What is caching, how does it relate to (and differ from) static content and how can you use it to increase the performance of your websites?
As you’d expect, most web performance techniques are complementary to one another. Functionality and terms tend to be blended / used interchangeably a lot of the time. As one example, you can cache static content on a CDN edge server (aka edge node). This will require different technologies, technical know-how and skillsets – but they all lean towards the same goal; delivering content back to the user as quickly as possible.
Most web performance techniques and technologies are complementary… All aim to deliver content back to the user as quickly as possible.
Caching takes many forms (caching to disk, browser caching, in memory caching, GPU caching etc.) This article will focus on a specific usecase: caching dynamic content for performance.
The “Problem” With Dynamic Content
Why are we looking to cache dynamic content at all? As above, it’s all about the performance your end user experiences.
Imagine the user requests some content. Instinctively, which of these do you think will perform better:
If the request has to be passed (and processed) all the way through your infrastructure to the database and back again – it’s likely to be much slower than simply serving a copy of the data from the first “hop” in the chain.
Caching Dynamic Content
Imagine you have a service which is dynamic in nature. That is, you’re pulling data from a source which is likely to change regularly for most users. Some examples:
- A list of users
- A product list
- A “top 10” list
- A list of news articles
Notice I’ve emphasised regularly and most users. This is deliberate and it all depends on your definition of those terms.
If your product list changes once a week, you could consider your product list as static content thereby serving the same static list for a week, changing it once per week. This would reduce the load on your database / backend systems and thus ultimately, save money.
Your product list changes once per week. Cache it, serve it as static content and save load (and money) on infrastructure costs.
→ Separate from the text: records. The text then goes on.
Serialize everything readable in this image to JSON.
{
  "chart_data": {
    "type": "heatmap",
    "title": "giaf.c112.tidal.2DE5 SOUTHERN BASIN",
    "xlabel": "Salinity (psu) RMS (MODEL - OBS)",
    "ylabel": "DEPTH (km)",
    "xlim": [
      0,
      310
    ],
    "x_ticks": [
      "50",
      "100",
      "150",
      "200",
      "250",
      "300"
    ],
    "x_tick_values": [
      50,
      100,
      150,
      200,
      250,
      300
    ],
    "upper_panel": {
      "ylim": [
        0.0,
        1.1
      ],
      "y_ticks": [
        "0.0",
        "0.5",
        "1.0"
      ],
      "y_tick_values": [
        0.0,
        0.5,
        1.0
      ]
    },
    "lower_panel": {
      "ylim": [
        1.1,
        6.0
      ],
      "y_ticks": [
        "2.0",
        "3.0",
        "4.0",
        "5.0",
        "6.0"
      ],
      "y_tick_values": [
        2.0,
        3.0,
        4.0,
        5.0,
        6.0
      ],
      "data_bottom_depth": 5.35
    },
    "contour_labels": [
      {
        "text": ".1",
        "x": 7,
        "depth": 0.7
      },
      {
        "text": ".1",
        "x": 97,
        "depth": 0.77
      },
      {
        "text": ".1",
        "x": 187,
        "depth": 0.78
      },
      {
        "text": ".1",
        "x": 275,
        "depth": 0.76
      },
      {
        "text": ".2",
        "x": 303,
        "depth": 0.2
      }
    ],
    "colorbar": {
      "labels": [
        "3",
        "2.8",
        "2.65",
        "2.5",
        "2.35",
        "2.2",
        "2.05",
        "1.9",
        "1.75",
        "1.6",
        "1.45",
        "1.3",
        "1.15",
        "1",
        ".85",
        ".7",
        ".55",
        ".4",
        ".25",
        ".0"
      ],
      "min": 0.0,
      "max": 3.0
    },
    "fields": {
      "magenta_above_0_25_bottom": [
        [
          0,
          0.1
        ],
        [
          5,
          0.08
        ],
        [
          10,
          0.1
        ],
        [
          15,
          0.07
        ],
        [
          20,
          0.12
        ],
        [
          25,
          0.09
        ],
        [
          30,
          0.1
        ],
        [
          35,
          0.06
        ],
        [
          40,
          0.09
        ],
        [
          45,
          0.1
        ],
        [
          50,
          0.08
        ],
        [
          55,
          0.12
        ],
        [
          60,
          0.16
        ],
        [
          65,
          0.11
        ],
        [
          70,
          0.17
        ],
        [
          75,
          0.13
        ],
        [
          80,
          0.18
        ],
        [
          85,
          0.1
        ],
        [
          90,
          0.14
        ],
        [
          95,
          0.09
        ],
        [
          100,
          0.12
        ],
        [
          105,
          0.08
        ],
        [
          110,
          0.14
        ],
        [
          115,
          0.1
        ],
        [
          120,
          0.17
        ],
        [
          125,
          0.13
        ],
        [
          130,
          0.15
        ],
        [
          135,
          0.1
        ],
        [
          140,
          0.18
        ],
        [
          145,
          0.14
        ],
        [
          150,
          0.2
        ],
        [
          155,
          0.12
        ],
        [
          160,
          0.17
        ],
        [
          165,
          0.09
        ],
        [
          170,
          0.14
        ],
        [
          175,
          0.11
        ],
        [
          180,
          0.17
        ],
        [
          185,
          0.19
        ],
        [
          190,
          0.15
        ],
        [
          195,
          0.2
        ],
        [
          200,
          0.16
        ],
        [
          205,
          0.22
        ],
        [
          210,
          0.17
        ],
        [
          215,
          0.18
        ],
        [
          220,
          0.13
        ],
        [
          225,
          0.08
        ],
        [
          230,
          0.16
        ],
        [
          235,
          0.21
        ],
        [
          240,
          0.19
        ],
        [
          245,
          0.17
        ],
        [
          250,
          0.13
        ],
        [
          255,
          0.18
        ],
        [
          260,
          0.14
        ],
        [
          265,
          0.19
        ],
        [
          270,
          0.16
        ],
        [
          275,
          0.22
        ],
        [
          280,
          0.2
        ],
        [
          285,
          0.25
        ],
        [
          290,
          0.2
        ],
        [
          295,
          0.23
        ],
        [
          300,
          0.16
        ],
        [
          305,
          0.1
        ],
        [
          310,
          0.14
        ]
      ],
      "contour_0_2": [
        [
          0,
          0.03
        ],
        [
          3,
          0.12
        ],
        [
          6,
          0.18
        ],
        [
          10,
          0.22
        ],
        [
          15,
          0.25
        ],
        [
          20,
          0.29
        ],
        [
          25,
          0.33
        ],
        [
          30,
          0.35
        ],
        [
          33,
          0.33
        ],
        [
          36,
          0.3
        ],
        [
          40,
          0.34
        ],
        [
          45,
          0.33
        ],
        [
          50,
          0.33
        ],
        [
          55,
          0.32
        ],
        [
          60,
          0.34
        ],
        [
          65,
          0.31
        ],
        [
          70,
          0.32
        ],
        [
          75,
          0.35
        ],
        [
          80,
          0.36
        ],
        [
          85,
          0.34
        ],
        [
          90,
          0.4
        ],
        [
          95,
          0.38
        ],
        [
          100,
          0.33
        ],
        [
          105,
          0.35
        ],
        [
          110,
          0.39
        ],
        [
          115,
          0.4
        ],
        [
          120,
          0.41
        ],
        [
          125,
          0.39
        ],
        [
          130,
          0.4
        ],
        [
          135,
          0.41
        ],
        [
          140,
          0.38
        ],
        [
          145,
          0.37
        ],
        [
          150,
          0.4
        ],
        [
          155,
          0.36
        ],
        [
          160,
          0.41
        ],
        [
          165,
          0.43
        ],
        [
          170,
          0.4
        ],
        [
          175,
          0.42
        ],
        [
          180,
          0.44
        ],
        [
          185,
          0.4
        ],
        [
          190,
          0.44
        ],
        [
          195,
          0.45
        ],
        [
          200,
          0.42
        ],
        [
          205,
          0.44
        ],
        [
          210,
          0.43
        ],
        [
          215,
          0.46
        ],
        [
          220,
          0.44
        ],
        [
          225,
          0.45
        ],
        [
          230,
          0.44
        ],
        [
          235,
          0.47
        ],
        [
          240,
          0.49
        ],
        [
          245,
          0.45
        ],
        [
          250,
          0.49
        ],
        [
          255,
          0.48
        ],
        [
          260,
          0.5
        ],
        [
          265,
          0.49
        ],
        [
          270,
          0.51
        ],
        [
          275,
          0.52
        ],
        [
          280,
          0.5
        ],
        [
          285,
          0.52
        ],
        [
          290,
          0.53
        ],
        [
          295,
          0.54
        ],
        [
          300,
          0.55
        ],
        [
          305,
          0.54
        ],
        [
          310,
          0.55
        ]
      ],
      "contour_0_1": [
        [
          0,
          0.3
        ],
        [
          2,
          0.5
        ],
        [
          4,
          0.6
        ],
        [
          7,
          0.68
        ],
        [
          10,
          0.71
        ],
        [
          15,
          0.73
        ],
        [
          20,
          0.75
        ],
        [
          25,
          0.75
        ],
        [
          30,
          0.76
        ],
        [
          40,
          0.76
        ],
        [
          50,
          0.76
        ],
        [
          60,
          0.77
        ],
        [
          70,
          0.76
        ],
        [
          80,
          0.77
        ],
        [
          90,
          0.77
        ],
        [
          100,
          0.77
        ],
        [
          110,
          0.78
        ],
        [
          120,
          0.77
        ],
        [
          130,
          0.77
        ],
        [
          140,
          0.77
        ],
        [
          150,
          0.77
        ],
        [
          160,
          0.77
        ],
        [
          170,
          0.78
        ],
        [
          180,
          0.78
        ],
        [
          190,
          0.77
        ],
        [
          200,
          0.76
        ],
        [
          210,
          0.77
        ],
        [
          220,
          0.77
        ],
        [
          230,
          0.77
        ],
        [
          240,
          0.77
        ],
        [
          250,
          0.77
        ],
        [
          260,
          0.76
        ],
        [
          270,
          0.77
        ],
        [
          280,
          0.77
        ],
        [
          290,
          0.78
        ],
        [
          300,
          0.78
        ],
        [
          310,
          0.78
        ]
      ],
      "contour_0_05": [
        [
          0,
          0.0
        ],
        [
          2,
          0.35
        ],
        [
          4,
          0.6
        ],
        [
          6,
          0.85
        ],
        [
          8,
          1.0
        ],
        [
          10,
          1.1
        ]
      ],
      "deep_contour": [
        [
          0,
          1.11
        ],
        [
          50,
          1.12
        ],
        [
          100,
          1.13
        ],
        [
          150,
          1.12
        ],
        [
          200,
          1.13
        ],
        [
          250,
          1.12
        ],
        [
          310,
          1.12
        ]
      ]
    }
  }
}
Search Results - Truly Dynamic?
Imagine you are responsible for a search engine. A company internal engine or a worldwide engine such as Google. It doesn’t matter.
Is Google truly dynamic? Would you want it to be?
- How dynamic do you want your search engine to be?
- Imagine a user repeatedly searches for “hammer”. Would they really want a different top result every time or would they want some consistency between searches?
- How “fresh” should the search results be?
- Do you cache results per user or across the userbase?
- As soon as one user searches for “hammer”, does this user see the same top results repeatedly or do all users see this set of results?
Caching Third Party Calls
Caching third party calls can save money, improve performance and reliability.
I recently wrote some software that took input from a user which included a UK postcode. The software performed a geo-lookup of the latitude
and longitude
(using a third party service) then plotted the location on map.
I therefore had two choices when designing this application:
- Store the postcode in the database. Perform the geo-lookup for all postcodes every time the user viewed the map.
- Do the geo-lookup once and store the latitude and longitude in the database. Thus to render the “map view”, the software doesn’t need the third party again.
I decided on option 2 for three reasons:
- Geographic locations of postcodes are unlikely to change often. To all intents and purposes, they’re static.
- Each geo-lookup costs money. Fewer calls to the 3rd Party = Less money spent.
- Each geo-lookup makes us reliant on a third party. Fewer calls = Less reliance on sites we don’t control.
Eagle eyed viewers will recognise that we could take this a step further: Since the lat / long
data is static, we could simply store this as a static file and thus avoid the database call.
The Downside of Caching
As we’ve seen, caching is basically saving a static copy of some data and returning that copy to the user, rather than the “real” (underlying) data.
One big issue with caching is when the cached copy becomes “out of date”.
Scenario - Ecommerce Prices
A company releases new products and prices once per week. They’ve decided to cache their product pages each week. This is working perfectly… Until a staff member realises they’ve misplaced a decimal point so their product is $10.00 and not the $100.00 it should cost.
Does the company simply wait a week and live with the lost revenue?
Scenarios - Misworded Blog
A blog has decided to cache their posts. Unfortunately, an author has misspelled a word and thus introduced a swear word into a blog post. The blog post cache updates once a month. You can see the potential for embarrassment here…
Conclusion
As with most things in life, there is no singular answer on how / when or why to use caching. It all depends on your application, use-case and (in a lot of cases) organisational policies.
Notice that I also haven’t discussed the technical mechanisms (or how we cache the data) at all in this post. Again, it depends on your specific use-case.
There’s always a different way to do things. Is it worth it? Will the benefits to my users outweigh the cost and effort of making the change?
As with all web performance topics, there’s almost always a different way to do things. The question is: Is it worth it? Will it really bring benefits to my users and do those benefits outweigh the effort of making the change in the first place.